From an In The Pipeline post about the CanSino vaccine candidate, just to demo what I’m talking about with developing vector resistance. CanSino were trying to use a human adenovirus as a vector and had concerns with pre-existing immunity:
Overall, then, this is a useful but limited publication. It tells us more about the CanSino vaccine’s profile, but it also raises some worries about just what everyone was already worried about: the pre-existing Ad5 immune response. This should come as no surprise to anyone, and the paper states clearly that this is their biggest concern going forward. In the Chinese population, about 50% of the population is in that category – in India it’s 80%, and in the US around 30%. The question is what differences one might see in the Phase II efficacy readouts. Remember, giving a booster shot with one of these viral-vector agents is quite problematic – after the first dose, the number of your patients who have neutralizing antibodies to the vector is now 100%.
You can see how giving a half-dose as the first shot might end up being more effective, maybe.
Theoretically, isn’t air travel federally regulated? Couldn’t the Federal government ground commercial planes for, say, two weeks in the middle of a surge?
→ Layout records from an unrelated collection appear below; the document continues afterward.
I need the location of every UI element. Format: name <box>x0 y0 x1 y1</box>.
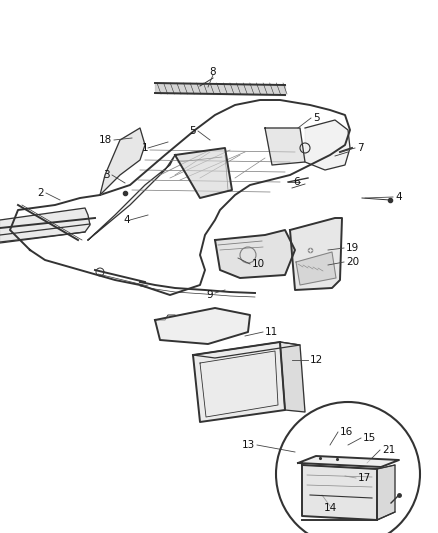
Polygon shape <box>215 230 295 278</box>
Text: 20: 20 <box>346 257 359 267</box>
Polygon shape <box>280 342 305 412</box>
Polygon shape <box>290 218 342 290</box>
Polygon shape <box>0 208 90 242</box>
Text: 19: 19 <box>346 243 359 253</box>
Polygon shape <box>296 252 336 285</box>
Polygon shape <box>155 308 250 344</box>
Polygon shape <box>88 155 175 240</box>
Text: 15: 15 <box>363 433 376 443</box>
Text: 9: 9 <box>207 290 213 300</box>
Polygon shape <box>193 342 300 358</box>
Text: 3: 3 <box>103 170 110 180</box>
Polygon shape <box>265 128 305 165</box>
Polygon shape <box>298 456 399 467</box>
Text: 6: 6 <box>293 177 300 187</box>
Text: 1: 1 <box>141 143 148 153</box>
Text: 5: 5 <box>189 126 196 136</box>
Polygon shape <box>193 342 285 422</box>
Polygon shape <box>175 148 232 198</box>
Text: 4: 4 <box>395 192 402 202</box>
Text: 11: 11 <box>265 327 278 337</box>
Polygon shape <box>302 465 377 520</box>
Text: 21: 21 <box>382 445 395 455</box>
Text: 4: 4 <box>124 215 130 225</box>
Text: 10: 10 <box>252 259 265 269</box>
Text: 17: 17 <box>358 473 371 483</box>
Text: 8: 8 <box>210 67 216 77</box>
Text: 14: 14 <box>323 503 337 513</box>
Polygon shape <box>377 465 395 520</box>
Text: 12: 12 <box>310 355 323 365</box>
Text: 18: 18 <box>99 135 112 145</box>
Polygon shape <box>305 120 350 170</box>
Text: 7: 7 <box>357 143 364 153</box>
Text: 2: 2 <box>37 188 44 198</box>
Text: 5: 5 <box>313 113 320 123</box>
Text: 13: 13 <box>242 440 255 450</box>
Polygon shape <box>100 128 145 195</box>
Text: 16: 16 <box>340 427 353 437</box>
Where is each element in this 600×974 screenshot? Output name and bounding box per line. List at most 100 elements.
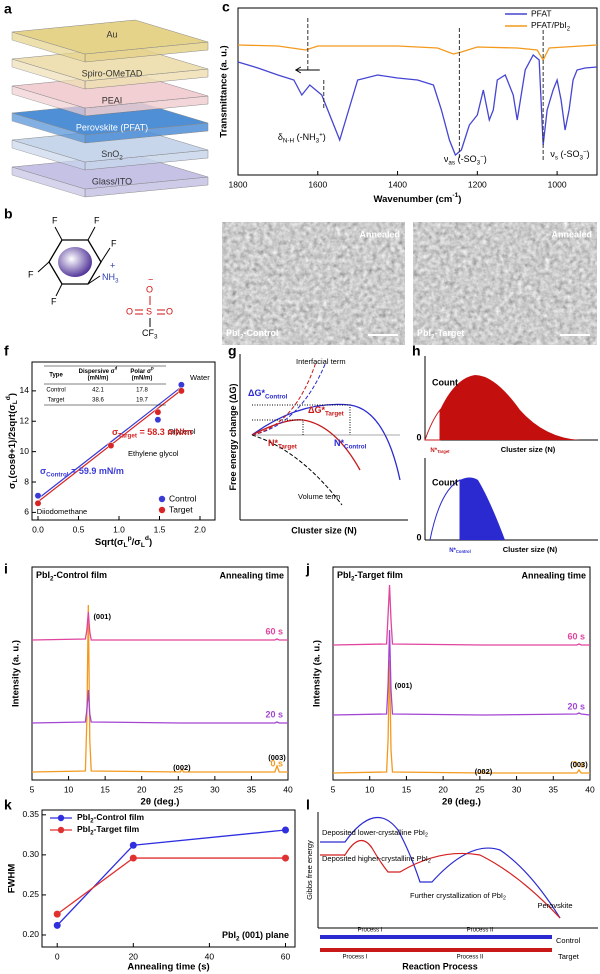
text-part: PbI <box>226 328 240 338</box>
process-label: Process II <box>467 928 494 934</box>
y-tick-label: 10 <box>20 446 30 456</box>
text-part: − <box>583 148 587 155</box>
text-part: PbI <box>77 824 90 834</box>
data-point <box>53 910 61 918</box>
x-axis-label: Cluster size (N) <box>291 525 357 535</box>
text-part: L <box>12 478 19 482</box>
plot-frame <box>31 566 289 781</box>
atom: F <box>51 296 57 306</box>
process-name: Target <box>558 952 580 961</box>
sem-label: PbI2-Target <box>417 328 464 340</box>
x-tick-label: 1.0 <box>113 524 125 534</box>
text-part: 3 <box>115 277 119 284</box>
x-tick-label: 1600 <box>308 179 327 189</box>
annotation: ΔG*Target <box>308 405 345 417</box>
annotation: Annealing time <box>521 570 586 580</box>
text-part: ) <box>7 393 18 396</box>
x-tick-label: 25 <box>475 784 485 794</box>
aromatic-circle <box>58 247 92 277</box>
curve <box>251 361 327 436</box>
text-part: N* <box>334 438 344 448</box>
peak-label: (002) <box>173 763 191 772</box>
text-part: ΔG* <box>248 388 265 398</box>
text-part: σ <box>112 427 118 437</box>
text-part: NH <box>102 272 115 282</box>
text-part: (001) plane <box>239 930 289 940</box>
peak-label: (002) <box>475 767 493 776</box>
text-part: /σ <box>132 537 142 548</box>
text-part: -1 <box>452 192 458 199</box>
text-part: 2 <box>236 935 240 942</box>
annotation: νs (-SO3−) <box>550 148 589 161</box>
atom: CF3 <box>142 328 158 340</box>
layer <box>11 19 209 55</box>
atom: O <box>126 306 133 316</box>
text-part: (-NH <box>294 132 316 142</box>
layer-label: Au <box>106 29 117 39</box>
legend-label: Target <box>169 504 193 514</box>
bond <box>87 275 101 285</box>
plot-frame <box>31 361 216 521</box>
annotation: Deposited higher-crystalline PbI2 <box>322 854 431 865</box>
text-part: ) <box>458 194 461 205</box>
layer-label: Perovskite (PFAT) <box>76 122 148 132</box>
text-part: N-H <box>283 137 295 144</box>
text-part: − <box>480 153 484 160</box>
text-part: p <box>128 535 132 542</box>
table-cell: Control <box>46 388 65 394</box>
panel-label: l <box>306 797 310 813</box>
annotation: N*Control <box>449 548 471 554</box>
text-part: + <box>319 131 323 138</box>
x-tick-label: 40 <box>585 784 595 794</box>
curve <box>320 839 561 919</box>
curve <box>251 419 361 471</box>
x-tick-label: 20 <box>129 951 139 961</box>
text-part: Control <box>344 443 367 450</box>
text-part: L <box>12 400 19 404</box>
y-axis-label: Intensity (a. u.) <box>312 640 323 707</box>
panel-label: c <box>222 0 230 15</box>
shift-arrow <box>294 66 320 74</box>
text-part: 2 <box>567 26 570 32</box>
text-part: Control <box>46 471 69 478</box>
bond <box>37 261 50 273</box>
point-label: Ethylene glycol <box>128 449 179 458</box>
table-cell: 17.8 <box>136 388 148 394</box>
y-tick-label: 8 <box>24 476 29 486</box>
process-label: Process I <box>357 928 382 934</box>
plot-frame <box>41 809 296 948</box>
data-line <box>332 659 590 774</box>
text-part: ) <box>587 149 590 159</box>
panel-label: b <box>4 206 13 222</box>
text-part: N* <box>449 548 456 554</box>
bond <box>55 283 63 297</box>
legend-swatch <box>158 495 166 503</box>
text-part: Dispersive σ <box>79 369 115 375</box>
annotation: ΔG*Control <box>248 388 288 400</box>
text-part: Further crystallization of PbI <box>410 891 503 900</box>
atom: O <box>146 284 153 294</box>
table-cell: Target <box>48 398 65 404</box>
x-tick-label: 30 <box>210 784 220 794</box>
text-part: 3 <box>316 137 320 144</box>
process-label: Process II <box>457 955 484 961</box>
text-part: PbI <box>337 570 351 580</box>
annotation: νas (-SO3−) <box>444 153 487 166</box>
x-tick-label: 40 <box>283 784 293 794</box>
y-axis-label: Gibbs free energy <box>305 840 314 900</box>
panel-label: f <box>4 343 9 359</box>
y-axis-label: Intensity (a. u.) <box>11 640 22 707</box>
process-label: Process I <box>342 955 367 961</box>
text-part: Target <box>118 432 138 439</box>
axis-zero: 0 <box>416 532 421 542</box>
panel-label: k <box>4 797 12 813</box>
series-label: 60 s <box>567 631 585 641</box>
data-point <box>281 854 289 862</box>
text-part: Wavenumber (cm <box>374 194 453 205</box>
curve <box>320 816 561 919</box>
charge: + <box>110 260 115 270</box>
y-axis-label: Count <box>432 377 458 387</box>
x-tick-label: 40 <box>205 951 215 961</box>
x-tick-label: 1.5 <box>154 524 166 534</box>
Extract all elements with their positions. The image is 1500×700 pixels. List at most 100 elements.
Right, that’s kind of my point. The tools are in place but the government just isn’t using them. As much disdain as I have for excessive technocratic approaches to everything, a “believe in science and government” team in the Biden administration should establish a set of pandemic protocols that includes prescribed steps to take. Like, closing airports for Thanksgiving weekend during a pandemic isn’t something that should be debated on Thanksgiving weekend during a pandemic. It should just be in the playbook.
A. Silence is worth sanity at times
B. No one is saying that there isn’t a cost to having face to face learning closed for a significant amount of time. Ergo false straw-man argument.
C. One side is trying to analyze data and infer impact on community spread. The other side is making wild ass assumptions extrapolating dropouts to remote learning. Conclusions in search of arguments.
D. See previous post about false choices
E. Wail (as in wah-wah) away all you want. I can’t waste my time listening and responding to arguments presented in bad faith.
Hmm. A drive-through COVID testing site opened recently less than a mile from my house. I drove past it this morning and there is a line of cars stretching a couple blocks. I’m hoping it’s just lots of people deciding they should get testing before stupidly traveling for Thanksgiving, rather than lots of people thinking they might have COVID.
I checked a variety of routes on Delta for this weekend (ATL to DTW, TPA, LGA) and the results are encouraging. Fares are still low (you can fly intra-east coast for like $350 in most cases, still), and flights on Wednesday (busiest travel day) have available inventory half filled, even after the middle seats are blocked out. Normally these flights would be $500+ and 80-90% full by this point.
People must actually be staying home at much greater rates than normal.